Does it depend on the length of the ladder? Because i found something, but I'm not sure if it's right.

 

[haruspex]

Does it depend on the length of the ladder? Because i found something, but I'm not sure if it's right.

It's a qualitative question. No, the length of the ladder does not matter.
If the base is shifted to the left, what will happen to the frictional force that is needed to maintain equilibrium? Will it increase, decrease or stay the same?

 

[lichenguy]

It's a qualitative question. No, the length of the ladder does not matter.
If the base is shifted to the left, what will happen to the frictional force that is needed to maintain equilibrium? Will it increase, decrease or stay the same?

There will be need for an increased frictional force to stay up. If the frictional force doesn't increase it will fall over, i guess.

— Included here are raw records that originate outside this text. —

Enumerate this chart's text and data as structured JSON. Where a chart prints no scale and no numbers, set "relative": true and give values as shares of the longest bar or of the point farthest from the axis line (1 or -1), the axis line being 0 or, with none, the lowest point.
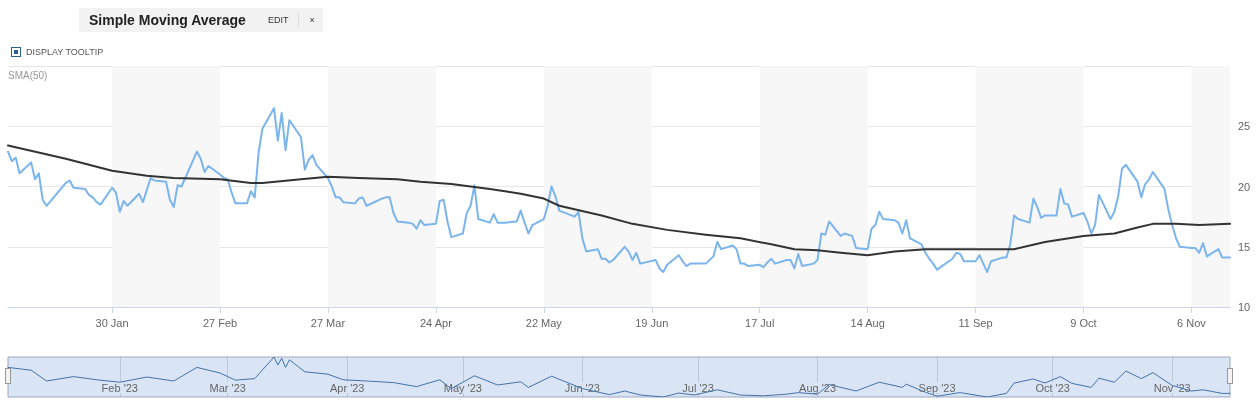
{
  "chart_data": [
    {
      "type": "line",
      "title": "Simple Moving Average",
      "annotations": [
        "EDIT",
        "×",
        "DISPLAY TOOLTIP"
      ],
      "xlim": [
        "2023-01-03",
        "2023-11-16"
      ],
      "xticks": [
        {
          "value": "2023-01-30",
          "label": "30 Jan"
        },
        {
          "value": "2023-02-27",
          "label": "27 Feb"
        },
        {
          "value": "2023-03-27",
          "label": "27 Mar"
        },
        {
          "value": "2023-04-24",
          "label": "24 Apr"
        },
        {
          "value": "2023-05-22",
          "label": "22 May"
        },
        {
          "value": "2023-06-19",
          "label": "19 Jun"
        },
        {
          "value": "2023-07-17",
          "label": "17 Jul"
        },
        {
          "value": "2023-08-14",
          "label": "14 Aug"
        },
        {
          "value": "2023-09-11",
          "label": "11 Sep"
        },
        {
          "value": "2023-10-09",
          "label": "9 Oct"
        },
        {
          "value": "2023-11-06",
          "label": "6 Nov"
        }
      ],
      "ylim": [
        10,
        30
      ],
      "yticks": [
        10,
        15,
        20,
        25,
        {
          "value": 30,
          "label": null
        }
      ],
      "grid": "y",
      "marker": "none",
      "line_style": "solid",
      "bands": [
        {
          "axis": "x",
          "from": "2023-01-30",
          "to": "2023-02-27",
          "color": "#f7f7f7"
        },
        {
          "axis": "x",
          "from": "2023-03-27",
          "to": "2023-04-24",
          "color": "#f7f7f7"
        },
        {
          "axis": "x",
          "from": "2023-05-22",
          "to": "2023-06-19",
          "color": "#f7f7f7"
        },
        {
          "axis": "x",
          "from": "2023-07-17",
          "to": "2023-08-14",
          "color": "#f7f7f7"
        },
        {
          "axis": "x",
          "from": "2023-09-11",
          "to": "2023-10-09",
          "color": "#f7f7f7"
        },
        {
          "axis": "x",
          "from": "2023-11-06",
          "to": "2023-11-16",
          "color": "#f7f7f7"
        }
      ],
      "series": [
        {
          "color": "#7cb5ec",
          "x": [
            "2023-01-03",
            "2023-01-04",
            "2023-01-05",
            "2023-01-06",
            "2023-01-09",
            "2023-01-10",
            "2023-01-11",
            "2023-01-12",
            "2023-01-13",
            "2023-01-18",
            "2023-01-19",
            "2023-01-20",
            "2023-01-23",
            "2023-01-24",
            "2023-01-25",
            "2023-01-26",
            "2023-01-27",
            "2023-01-30",
            "2023-01-31",
            "2023-02-01",
            "2023-02-02",
            "2023-02-03",
            "2023-02-06",
            "2023-02-07",
            "2023-02-08",
            "2023-02-09",
            "2023-02-10",
            "2023-02-13",
            "2023-02-14",
            "2023-02-15",
            "2023-02-16",
            "2023-02-17",
            "2023-02-21",
            "2023-02-22",
            "2023-02-23",
            "2023-02-24",
            "2023-02-27",
            "2023-02-28",
            "2023-03-01",
            "2023-03-02",
            "2023-03-03",
            "2023-03-06",
            "2023-03-07",
            "2023-03-08",
            "2023-03-09",
            "2023-03-10",
            "2023-03-13",
            "2023-03-14",
            "2023-03-15",
            "2023-03-16",
            "2023-03-17",
            "2023-03-20",
            "2023-03-21",
            "2023-03-22",
            "2023-03-23",
            "2023-03-24",
            "2023-03-27",
            "2023-03-28",
            "2023-03-29",
            "2023-03-30",
            "2023-03-31",
            "2023-04-03",
            "2023-04-04",
            "2023-04-05",
            "2023-04-06",
            "2023-04-10",
            "2023-04-11",
            "2023-04-12",
            "2023-04-13",
            "2023-04-14",
            "2023-04-17",
            "2023-04-18",
            "2023-04-19",
            "2023-04-20",
            "2023-04-21",
            "2023-04-24",
            "2023-04-25",
            "2023-04-26",
            "2023-04-27",
            "2023-04-28",
            "2023-05-01",
            "2023-05-02",
            "2023-05-03",
            "2023-05-04",
            "2023-05-05",
            "2023-05-08",
            "2023-05-09",
            "2023-05-10",
            "2023-05-11",
            "2023-05-12",
            "2023-05-15",
            "2023-05-16",
            "2023-05-17",
            "2023-05-18",
            "2023-05-19",
            "2023-05-22",
            "2023-05-23",
            "2023-05-24",
            "2023-05-25",
            "2023-05-26",
            "2023-05-30",
            "2023-05-31",
            "2023-06-01",
            "2023-06-02",
            "2023-06-05",
            "2023-06-06",
            "2023-06-07",
            "2023-06-08",
            "2023-06-09",
            "2023-06-12",
            "2023-06-13",
            "2023-06-14",
            "2023-06-15",
            "2023-06-16",
            "2023-06-20",
            "2023-06-21",
            "2023-06-22",
            "2023-06-23",
            "2023-06-26",
            "2023-06-27",
            "2023-06-28",
            "2023-06-29",
            "2023-06-30",
            "2023-07-03",
            "2023-07-05",
            "2023-07-06",
            "2023-07-07",
            "2023-07-10",
            "2023-07-11",
            "2023-07-12",
            "2023-07-13",
            "2023-07-14",
            "2023-07-17",
            "2023-07-18",
            "2023-07-19",
            "2023-07-20",
            "2023-07-21",
            "2023-07-24",
            "2023-07-25",
            "2023-07-26",
            "2023-07-27",
            "2023-07-28",
            "2023-07-31",
            "2023-08-01",
            "2023-08-02",
            "2023-08-03",
            "2023-08-04",
            "2023-08-07",
            "2023-08-08",
            "2023-08-09",
            "2023-08-10",
            "2023-08-11",
            "2023-08-14",
            "2023-08-15",
            "2023-08-16",
            "2023-08-17",
            "2023-08-18",
            "2023-08-21",
            "2023-08-22",
            "2023-08-23",
            "2023-08-24",
            "2023-08-25",
            "2023-08-28",
            "2023-08-29",
            "2023-08-30",
            "2023-08-31",
            "2023-09-01",
            "2023-09-05",
            "2023-09-06",
            "2023-09-07",
            "2023-09-08",
            "2023-09-11",
            "2023-09-12",
            "2023-09-13",
            "2023-09-14",
            "2023-09-15",
            "2023-09-18",
            "2023-09-19",
            "2023-09-20",
            "2023-09-21",
            "2023-09-22",
            "2023-09-25",
            "2023-09-26",
            "2023-09-27",
            "2023-09-28",
            "2023-09-29",
            "2023-10-02",
            "2023-10-03",
            "2023-10-04",
            "2023-10-05",
            "2023-10-06",
            "2023-10-09",
            "2023-10-10",
            "2023-10-11",
            "2023-10-12",
            "2023-10-13",
            "2023-10-16",
            "2023-10-17",
            "2023-10-18",
            "2023-10-19",
            "2023-10-20",
            "2023-10-23",
            "2023-10-24",
            "2023-10-25",
            "2023-10-26",
            "2023-10-27",
            "2023-10-30",
            "2023-10-31",
            "2023-11-01",
            "2023-11-02",
            "2023-11-03",
            "2023-11-06",
            "2023-11-07",
            "2023-11-08",
            "2023-11-09",
            "2023-11-10",
            "2023-11-13",
            "2023-11-14",
            "2023-11-15",
            "2023-11-16"
          ],
          "values": [
            22.9,
            22.1,
            22.4,
            21.1,
            22.0,
            20.6,
            21.1,
            18.9,
            18.4,
            20.3,
            20.5,
            19.9,
            19.8,
            19.3,
            19.1,
            18.7,
            18.5,
            19.9,
            19.5,
            17.9,
            18.8,
            18.4,
            19.4,
            18.7,
            19.7,
            20.7,
            20.5,
            20.4,
            18.9,
            18.3,
            20.1,
            20.0,
            22.9,
            22.3,
            21.2,
            21.7,
            21.0,
            20.7,
            20.6,
            19.5,
            18.6,
            18.6,
            19.6,
            19.1,
            22.8,
            24.8,
            26.5,
            23.8,
            26.1,
            23.0,
            25.5,
            24.1,
            21.4,
            22.2,
            22.6,
            21.8,
            20.7,
            20.0,
            19.1,
            19.1,
            18.7,
            18.6,
            19.0,
            19.1,
            18.4,
            19.0,
            19.1,
            19.1,
            17.8,
            17.1,
            17.0,
            16.9,
            16.5,
            17.2,
            16.8,
            16.9,
            18.8,
            18.9,
            17.1,
            15.8,
            16.1,
            17.8,
            18.4,
            20.1,
            17.3,
            17.0,
            17.7,
            17.0,
            17.0,
            17.0,
            17.1,
            18.0,
            17.0,
            16.1,
            16.8,
            17.3,
            18.4,
            20.0,
            19.2,
            18.0,
            17.5,
            17.9,
            15.7,
            14.6,
            14.8,
            14.0,
            14.0,
            13.7,
            13.9,
            15.0,
            14.6,
            13.9,
            14.5,
            13.6,
            13.9,
            13.2,
            12.9,
            13.5,
            14.3,
            13.8,
            13.4,
            13.6,
            13.6,
            13.6,
            14.2,
            15.4,
            14.8,
            15.1,
            14.8,
            13.6,
            13.6,
            13.4,
            13.5,
            13.3,
            13.7,
            14.0,
            13.6,
            13.9,
            13.9,
            13.2,
            14.4,
            13.4,
            13.6,
            13.9,
            16.1,
            16.0,
            17.1,
            15.9,
            16.1,
            16.0,
            15.9,
            14.9,
            14.8,
            16.5,
            16.8,
            17.9,
            17.3,
            17.2,
            17.0,
            16.1,
            17.2,
            15.7,
            15.2,
            14.5,
            14.0,
            13.6,
            13.1,
            14.0,
            14.5,
            14.4,
            13.8,
            13.8,
            14.3,
            13.6,
            12.9,
            13.8,
            14.1,
            14.1,
            15.2,
            17.6,
            17.3,
            17.0,
            19.0,
            18.3,
            17.4,
            17.6,
            17.6,
            19.8,
            18.6,
            18.5,
            17.5,
            17.8,
            17.1,
            16.1,
            16.8,
            19.3,
            17.3,
            17.9,
            19.2,
            21.5,
            21.8,
            20.4,
            19.1,
            20.2,
            20.6,
            21.2,
            19.8,
            18.1,
            16.8,
            15.7,
            15.0,
            14.9,
            14.9,
            14.5,
            15.3,
            14.2,
            14.8,
            14.1,
            14.1,
            14.1
          ]
        },
        {
          "name": "SMA(50)",
          "color": "#333333",
          "x": [
            "2023-01-03",
            "2023-01-18",
            "2023-01-30",
            "2023-02-08",
            "2023-02-15",
            "2023-02-27",
            "2023-03-07",
            "2023-03-10",
            "2023-03-20",
            "2023-03-27",
            "2023-04-04",
            "2023-04-14",
            "2023-04-20",
            "2023-04-28",
            "2023-05-08",
            "2023-05-16",
            "2023-05-22",
            "2023-05-26",
            "2023-06-06",
            "2023-06-14",
            "2023-06-23",
            "2023-07-03",
            "2023-07-12",
            "2023-07-20",
            "2023-07-26",
            "2023-08-01",
            "2023-08-07",
            "2023-08-14",
            "2023-08-21",
            "2023-08-29",
            "2023-09-07",
            "2023-09-15",
            "2023-09-21",
            "2023-09-29",
            "2023-10-09",
            "2023-10-17",
            "2023-10-23",
            "2023-10-27",
            "2023-11-02",
            "2023-11-08",
            "2023-11-16"
          ],
          "values": [
            23.4,
            22.3,
            21.3,
            20.9,
            20.7,
            20.6,
            20.3,
            20.3,
            20.6,
            20.8,
            20.7,
            20.6,
            20.4,
            20.2,
            19.8,
            19.4,
            19.0,
            18.4,
            17.6,
            16.9,
            16.4,
            16.0,
            15.7,
            15.2,
            14.8,
            14.7,
            14.5,
            14.3,
            14.6,
            14.8,
            14.8,
            14.8,
            14.8,
            15.4,
            15.9,
            16.1,
            16.6,
            16.9,
            16.9,
            16.8,
            16.9
          ]
        }
      ]
    },
    {
      "type": "line",
      "relative": true,
      "tick_labels": "x",
      "grid": "x",
      "marker": "none",
      "line_style": "solid",
      "xlim": [
        "2023-01-03",
        "2023-11-16"
      ],
      "xticks": [
        {
          "value": "2023-02-01",
          "label": "Feb '23"
        },
        {
          "value": "2023-03-01",
          "label": "Mar '23"
        },
        {
          "value": "2023-04-01",
          "label": "Apr '23"
        },
        {
          "value": "2023-05-01",
          "label": "May '23"
        },
        {
          "value": "2023-06-01",
          "label": "Jun '23"
        },
        {
          "value": "2023-07-01",
          "label": "Jul '23"
        },
        {
          "value": "2023-08-01",
          "label": "Aug '23"
        },
        {
          "value": "2023-09-01",
          "label": "Sep '23"
        },
        {
          "value": "2023-10-01",
          "label": "Oct '23"
        },
        {
          "value": "2023-11-01",
          "label": "Nov '23"
        }
      ],
      "series": [
        {
          "color": "#4572a7",
          "x": [
            "2023-01-03",
            "2023-01-09",
            "2023-01-13",
            "2023-01-20",
            "2023-01-26",
            "2023-02-01",
            "2023-02-08",
            "2023-02-15",
            "2023-02-21",
            "2023-02-27",
            "2023-03-03",
            "2023-03-08",
            "2023-03-13",
            "2023-03-14",
            "2023-03-15",
            "2023-03-16",
            "2023-03-17",
            "2023-03-21",
            "2023-03-27",
            "2023-03-31",
            "2023-04-06",
            "2023-04-13",
            "2023-04-19",
            "2023-04-25",
            "2023-04-28",
            "2023-05-04",
            "2023-05-10",
            "2023-05-16",
            "2023-05-18",
            "2023-05-24",
            "2023-06-01",
            "2023-06-08",
            "2023-06-12",
            "2023-06-16",
            "2023-06-22",
            "2023-06-26",
            "2023-06-30",
            "2023-07-06",
            "2023-07-12",
            "2023-07-18",
            "2023-07-24",
            "2023-07-27",
            "2023-08-01",
            "2023-08-04",
            "2023-08-11",
            "2023-08-17",
            "2023-08-23",
            "2023-08-24",
            "2023-08-29",
            "2023-09-01",
            "2023-09-07",
            "2023-09-14",
            "2023-09-19",
            "2023-09-21",
            "2023-09-26",
            "2023-09-29",
            "2023-10-03",
            "2023-10-06",
            "2023-10-11",
            "2023-10-13",
            "2023-10-17",
            "2023-10-20",
            "2023-10-24",
            "2023-10-27",
            "2023-11-01",
            "2023-11-06",
            "2023-11-09",
            "2023-11-14",
            "2023-11-16"
          ],
          "values": [
            0.74,
            0.67,
            0.4,
            0.51,
            0.43,
            0.37,
            0.5,
            0.4,
            0.74,
            0.6,
            0.42,
            0.46,
            1,
            0.8,
            0.97,
            0.74,
            0.93,
            0.63,
            0.57,
            0.43,
            0.4,
            0.36,
            0.26,
            0.43,
            0.21,
            0.53,
            0.3,
            0.38,
            0.24,
            0.52,
            0.21,
            0.06,
            0.15,
            0.05,
            0,
            0.1,
            0.05,
            0.18,
            0.05,
            0.03,
            0.07,
            0.11,
            0.07,
            0.31,
            0.15,
            0.37,
            0.24,
            0.32,
            0.12,
            0.02,
            0.11,
            0,
            0.09,
            0.35,
            0.45,
            0.35,
            0.51,
            0.34,
            0.24,
            0.47,
            0.37,
            0.65,
            0.46,
            0.61,
            0.29,
            0.15,
            0.18,
            0.09,
            0.09
          ]
        }
      ]
    }
  ]
}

I tried to find out if the rate of change of μ that we found earlier was enough to maintain equilibrium while moving the base back. I guess that's not what was asked.

 

[haruspex]

If the frictional force doesn't increase it will fall over,

Yes, but it is a bit inaccurate to say it will fall over. The base might hit the wall first. Just say the ladder will slip, and give your reason.

 

[lichenguy]

Yes, but it is a bit inaccurate to say it will fall over. The base might hit the wall first. Just say the ladder will slip, and give your reason.

Alright :D i didn't think of it hitting the wall, hehe.
Thanks lad!

 

[CWatters]

There will be need for an increased frictional force to stay up. If the frictional force doesn't increase it will fall over, i guess.

Assuming the surface is uniform, what affects the available friction force? Does that increase or decrease if the base is shifted to the left?